そのために、ソフトバンクが育てるべき「改革の成長エンジン」として、孫氏はマイクロチップを挙げています。その理由は今後、スマホなどモバイル機器にとどまらず、様々な家電やIoT・産業用機器にも高性能なマイクロチップは不可欠であるから。また、広く普及したIoT機器から様々な情報をビッグデータとして取得して、これを解析するノウハウの重要性についても孫氏は指摘します。「パソコンだけでなく、ありとあらゆる機器にマイクロプロセッサーが組み込まれ、人工知能やディープラーニングの技術が発展していけば、いよいよ人間の『智恵』が機械によって拡張される時代がやってきます」と語る孫氏は、その人工知能を鍛えることのできるものが「データ」であるとしながら、「有益なデータを先に得た者が、これからの情報革命を勝ち抜くことができる」と意気込みを語りました。

20170721_y-koba8 (3)↑これからの情報革命の時代には、IoT機器(家電などインターネットでつながる多種多様なデバイス)に、ソフトバンクのグループ企業であるARM社の高性能なマイクロチップが搭載され、AI(人工知能)を搭載するロボットやデバイスがさらに増えていくと孫氏は語りました

 

20170721_y-koba8 (6)↑ARMのCEO、Simon Segars氏もマイクロチップ製品の世界戦略を語りました

 

新生代ロボットの実演&ペッパーの今後は?

ソフトバンクは人工知能を搭載するロボット「ペッパー」を、世界でもいち早く一般のコンシューマー向けに商品として発売したメーカーでもあります。ロボットビジネスについては、アメリカのボストン・ダイナミクスをグループ傘下に招いたことで、今後は産業用のロボットも含めてさらに開発に注力していく構えです。

 

SoftBank Worldの会場にはボストン・ダイナミクスのCEOであるMarc Raibert氏も駆けつけて、四脚歩行のロボット「SpotMini」を壇上でお披露目しました。SpotMiniは本体に搭載するカメラとセンサーで障害物を避けながら4本の脚で機敏に走り回ったり、アームでモノをつかむこともできるロボット。レイバート氏は「セキュリティや宅配サービスなどの分野に活躍できるロボットになるだろう」と誇らしげにアピールしていました。SpotMiniのデモンストレーションは基調講演のハイライトになりました。

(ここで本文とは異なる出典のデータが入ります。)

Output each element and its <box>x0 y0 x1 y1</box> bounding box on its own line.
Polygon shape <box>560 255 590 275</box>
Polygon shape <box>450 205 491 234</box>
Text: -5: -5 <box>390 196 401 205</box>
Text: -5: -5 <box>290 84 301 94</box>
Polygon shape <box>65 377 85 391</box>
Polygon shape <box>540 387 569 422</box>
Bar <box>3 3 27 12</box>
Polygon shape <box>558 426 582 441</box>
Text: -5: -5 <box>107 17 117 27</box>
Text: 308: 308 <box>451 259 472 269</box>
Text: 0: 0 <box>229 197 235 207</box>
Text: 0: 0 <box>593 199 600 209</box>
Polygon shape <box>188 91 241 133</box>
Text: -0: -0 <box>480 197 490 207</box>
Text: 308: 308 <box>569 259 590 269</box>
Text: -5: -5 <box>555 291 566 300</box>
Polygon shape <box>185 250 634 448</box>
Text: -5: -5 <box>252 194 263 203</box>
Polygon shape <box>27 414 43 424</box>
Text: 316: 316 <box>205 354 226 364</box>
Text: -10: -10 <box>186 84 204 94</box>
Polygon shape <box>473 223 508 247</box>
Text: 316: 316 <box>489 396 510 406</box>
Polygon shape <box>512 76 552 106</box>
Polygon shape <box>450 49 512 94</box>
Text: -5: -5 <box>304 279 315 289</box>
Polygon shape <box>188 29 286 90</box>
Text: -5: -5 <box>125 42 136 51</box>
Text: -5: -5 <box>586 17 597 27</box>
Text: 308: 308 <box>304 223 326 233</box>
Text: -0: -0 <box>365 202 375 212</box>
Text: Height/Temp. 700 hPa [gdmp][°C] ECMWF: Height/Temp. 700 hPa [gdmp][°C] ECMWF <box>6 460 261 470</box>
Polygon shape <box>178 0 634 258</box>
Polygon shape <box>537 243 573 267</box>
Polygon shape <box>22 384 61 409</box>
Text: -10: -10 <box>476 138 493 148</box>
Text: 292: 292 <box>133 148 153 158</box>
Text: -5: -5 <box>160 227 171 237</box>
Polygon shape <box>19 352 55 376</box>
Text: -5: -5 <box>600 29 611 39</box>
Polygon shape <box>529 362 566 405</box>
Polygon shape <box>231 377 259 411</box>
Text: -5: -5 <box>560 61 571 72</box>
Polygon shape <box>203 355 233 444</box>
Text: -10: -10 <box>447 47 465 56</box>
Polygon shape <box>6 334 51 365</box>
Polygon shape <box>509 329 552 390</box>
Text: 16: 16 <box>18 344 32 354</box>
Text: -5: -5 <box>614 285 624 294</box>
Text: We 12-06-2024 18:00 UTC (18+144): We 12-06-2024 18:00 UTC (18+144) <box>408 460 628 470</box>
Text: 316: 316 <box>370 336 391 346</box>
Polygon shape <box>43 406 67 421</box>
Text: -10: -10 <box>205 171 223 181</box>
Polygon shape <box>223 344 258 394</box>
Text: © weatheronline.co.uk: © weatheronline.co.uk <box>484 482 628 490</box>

20170721_y-koba8 (5)↑ボストン・ダイナミクスのCEO、Marc Raibert氏が「SpotMini」を披露

 

デモンストレーションの様子は次の動画をご覧ください。

孫氏はまた、自社のペッパーについても「現在のモデルは“ピノキオ”とからかわれることもあるようですが、これからもペッパーは世代を“20・50・100”と成長を重ねていくことで、よりスマートなロボットに成長していきます」と述べ、これからもバージョンアップを続けていく考えを明らかにしました。

 

これからのロボットは人工知能を備えて、自ら学習することで成長を続ける「スマートロボット」であることが、いままでのロボットとの決定的な違いであると孫氏は強調しています。「私たち人間がスマートロボットと共存しなければならない日はいつか必ず訪れます。その時、人間はロボットに“越される”側ではなく、“越す側”に立って世界を変革していきたいと私は考えています。技術的特異点が訪れたあとも、人はより幸せになれると確信しています。300年後、そして1万年後の人々の幸せのために、ソフトバンクは同じ志を持つ企業と一丸となって、情報革命に全力を尽くしていきたい」と、孫氏は壇上で熱く抱負を語りました。